The case was remanded for a new trial, and plaintiff moved to be allowed to amend his complaint, so as to allege negligence. The motion was refused, on the ground that he would thereby be allowed to change substantially his cause of action, or to add a new, separate, and distinct cause of action, which could not be done by way of amendment. And that decision was affirmed by this court. Proctor v. Railway, 64 S. C. 491, 42 S. E. 427. But that decision has been overruled, in effect in Taylor v. Railroad Co.. 81 S. C. 574, 62 S. E. 1113, and in several other cases that have followed the decision in Taylor's Case.

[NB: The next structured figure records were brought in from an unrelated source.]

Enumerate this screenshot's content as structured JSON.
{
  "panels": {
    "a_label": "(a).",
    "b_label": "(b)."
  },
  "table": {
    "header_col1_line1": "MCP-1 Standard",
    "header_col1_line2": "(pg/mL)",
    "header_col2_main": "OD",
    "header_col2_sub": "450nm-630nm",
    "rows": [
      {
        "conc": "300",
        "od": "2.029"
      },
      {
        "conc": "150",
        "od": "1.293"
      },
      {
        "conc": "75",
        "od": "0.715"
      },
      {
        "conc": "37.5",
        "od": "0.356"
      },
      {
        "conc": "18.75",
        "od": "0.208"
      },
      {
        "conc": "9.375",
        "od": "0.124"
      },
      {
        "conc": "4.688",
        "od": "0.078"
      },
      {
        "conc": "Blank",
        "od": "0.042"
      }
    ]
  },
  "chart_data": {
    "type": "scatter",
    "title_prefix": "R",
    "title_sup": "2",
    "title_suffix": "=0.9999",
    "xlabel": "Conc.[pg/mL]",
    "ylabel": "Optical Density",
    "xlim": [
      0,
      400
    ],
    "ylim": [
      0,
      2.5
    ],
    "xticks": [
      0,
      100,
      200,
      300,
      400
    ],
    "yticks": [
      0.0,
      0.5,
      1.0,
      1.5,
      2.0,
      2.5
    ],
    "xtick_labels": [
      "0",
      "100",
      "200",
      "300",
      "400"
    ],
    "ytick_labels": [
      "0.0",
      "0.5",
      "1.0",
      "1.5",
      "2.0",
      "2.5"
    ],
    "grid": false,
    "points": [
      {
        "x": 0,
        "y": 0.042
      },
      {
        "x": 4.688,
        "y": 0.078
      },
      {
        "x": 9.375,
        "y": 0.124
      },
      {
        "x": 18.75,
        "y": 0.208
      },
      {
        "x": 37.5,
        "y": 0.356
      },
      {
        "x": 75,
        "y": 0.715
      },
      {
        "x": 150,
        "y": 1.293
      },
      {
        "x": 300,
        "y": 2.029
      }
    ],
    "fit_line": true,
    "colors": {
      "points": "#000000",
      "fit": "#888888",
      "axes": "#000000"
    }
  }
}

Again, if in such cases there are two causes of action, the plaintiff is not required to sue upon both at the same time, or in the same complaint. Under the provisions of the Code, he may do so; but there is no law compelling him to do so. It follows that he could bring one action, charging negligence only, and recover his actual damage. He could then bring another action, alleging that he was willfully injured, and recover punitive damages; and, if he should fail in the first, the judgment would not bar the second. Upon the reasoning of Proctor's Case, that is precisely what has been attempted in at least two cases that have found their way to this court, to wit, Greer v. Telegraph Co., 105 S. C. 147, 89 S. E. 782, and Horton v. Pullman Co., 96 S. E. 289. In both these cases, we held that the second action could not be maintained, on the ground that a single cause of action cannot be split into several actions. In effect, these decisions overruled Proctor's Case.

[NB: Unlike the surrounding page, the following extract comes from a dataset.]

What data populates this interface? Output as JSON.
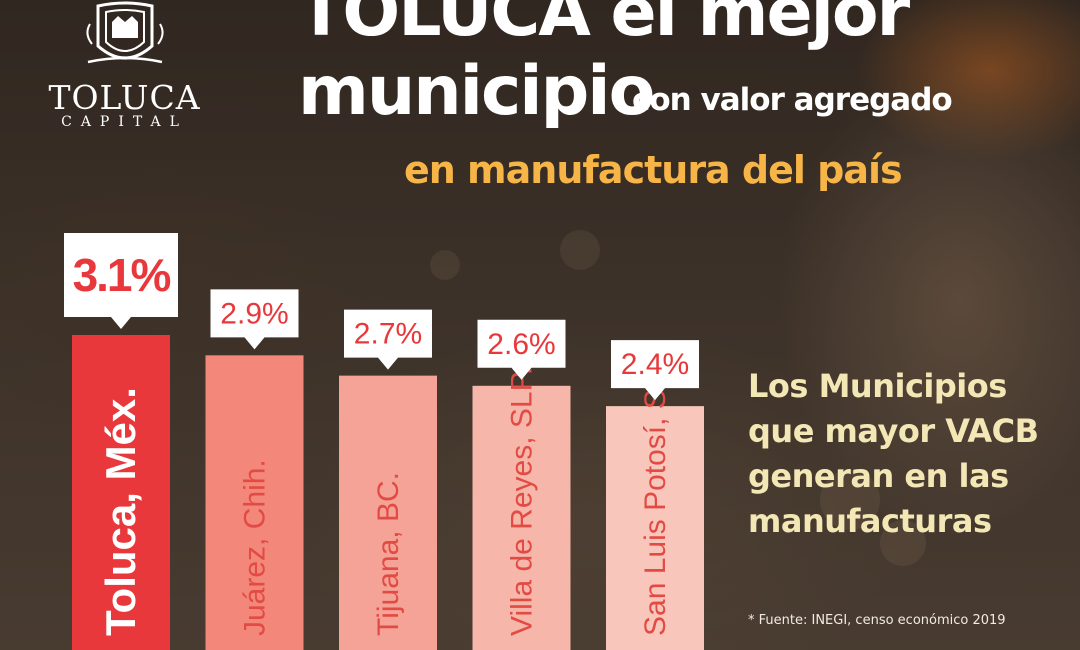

The error in that decision was in confusing the cause of action with the nature of the damages which the law imposed upon the defendant as a consequence of its invasion of the plaintiff's right. In Emory v. Hazard Powder Co., 22 S. C. 476, 53 Am. Rep. 730, this court adopted Pomeroy's definition of the term "cause of action, " to wit, that it is a primary right, invaded without legal justification or excuse. Pom. Rem. 452 et seq. Let us apply that definition to the facts of Proctor's Case. His right was to be carried. The defendant invaded that right by ejecting him from the train, without legal justification or excuse. The two things combined the right, and its invasion completed his cause of action. The damages which the law imposed upon the defendant as a consequence of its invasion of his right was the relief which it gave him for the wrong done him. The nature or kind of damages which the law allowed him to recover depended upon the manner in which his right was invaded, which is the same as to say, the nature of the relief allowed him depended upon the manner in which his right was invaded. By the manner in which his right was invaded, we mean the mental attitude of defendant in doing the wrong; if negligently, the relief was compensatory damages; if willfully, the relief should have been compensatory and exemplary damages; but in either event damages was the relief. It follows that the relief alone, and not the cause of action, was determined or affected by the mental attitude of the defendant in doing the wrong. The authorities agree that the relief is no part of the cause of action.